The law applied in the federal courts is of course first and foremost that enacted by the federal legislature, which, when it is applicable, prevails against any state law. But very often, as for instance in suits between citizens of different states, federal law does not, or does only in a secondary way, come in question. In such instances the first thing is to determine what law it is that ought to govern the case, each state having a law of its own; and when this has been ascertained, it is applied to the facts, just as an English court would apply French or Scotch law in pronouncing on the validity of a marriage contracted in France or Scotland. In administering the law of any state (including its constitution, its statutes, and its common law, which in Louisiana is the civil law in its French form) the federal courts ought to follow the decisions of the state courts, treating those decisions as the highest authority on the law of the particular state. This doctrine is so fully applied that the Supreme Court has even overruled its own previous determinations on a point of state law in order to bring itself into agreement with the view of the highest court of the particular state. Needless to say, the state courts follow the decisions of the federal courts upon questions of federal law.19
For the execution of its powers each federal court has attached to it an officer called the United States marshal, corresponding to the sheriff in the state governments, whose duty it is to carry out its writs, judgments, and orders by arresting prisoners, levying execution, putting persons in possession, and so forth. He is entitled, if resisted, to call on all good citizens for help; if they will not or cannot render it, he must refer to Washington and obtain the aid of federal troops. There exists also in every judiciary district a federal public prosecutor, called the United States district attorney, who institutes proceedings against persons transgressing federal laws or evading the discharge of obligations to the federal treasury. Both sets of officials are under the direction of the attorney general, as head of the Department of Justice. They constitute a network of federal authorities covering the whole territory of the Union, and independent of the officers of the state courts and of the public prosecutors who represent the state governments. Where a state maintains a gaol for the reception of federal prisoners, the U.S. marshal delivers his prisoners to the state gaoler; where this provision is wanting, he must himself arrange for their custody.

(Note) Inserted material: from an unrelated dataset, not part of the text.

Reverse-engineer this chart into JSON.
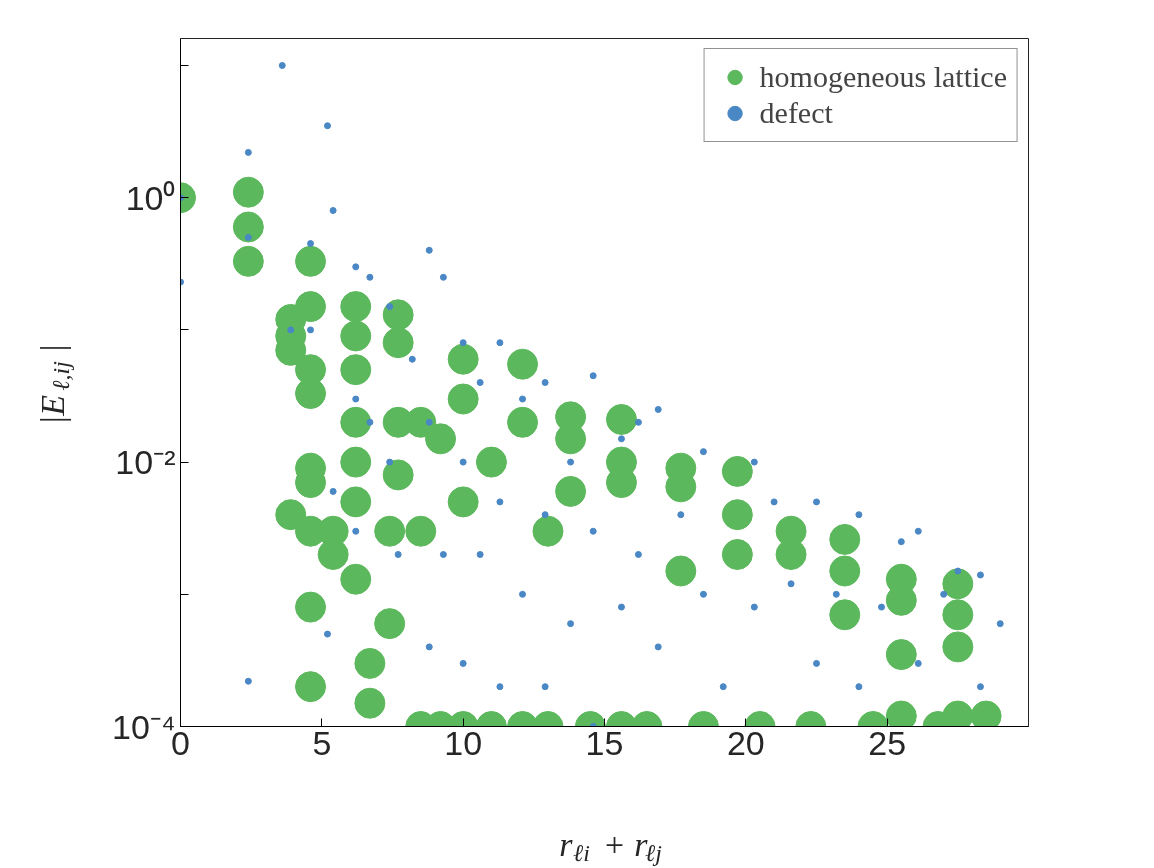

The European reader may ask how it is possible to work a system so extremely complex, under which every yard of ground in the Union is covered by two jurisdictions, with two sets of judges and two sets of officers, responsible to different superiors, their spheres of action divided only by an ideal line, and their action liable in practice to clash. The answer is that the system does work, and now, after an experience of four generations, works smoothly. It is more costly than the simpler systems of France, Prussia, or England, though, owing to the small salaries paid, the expense falls rather on litigants than on the public treasury.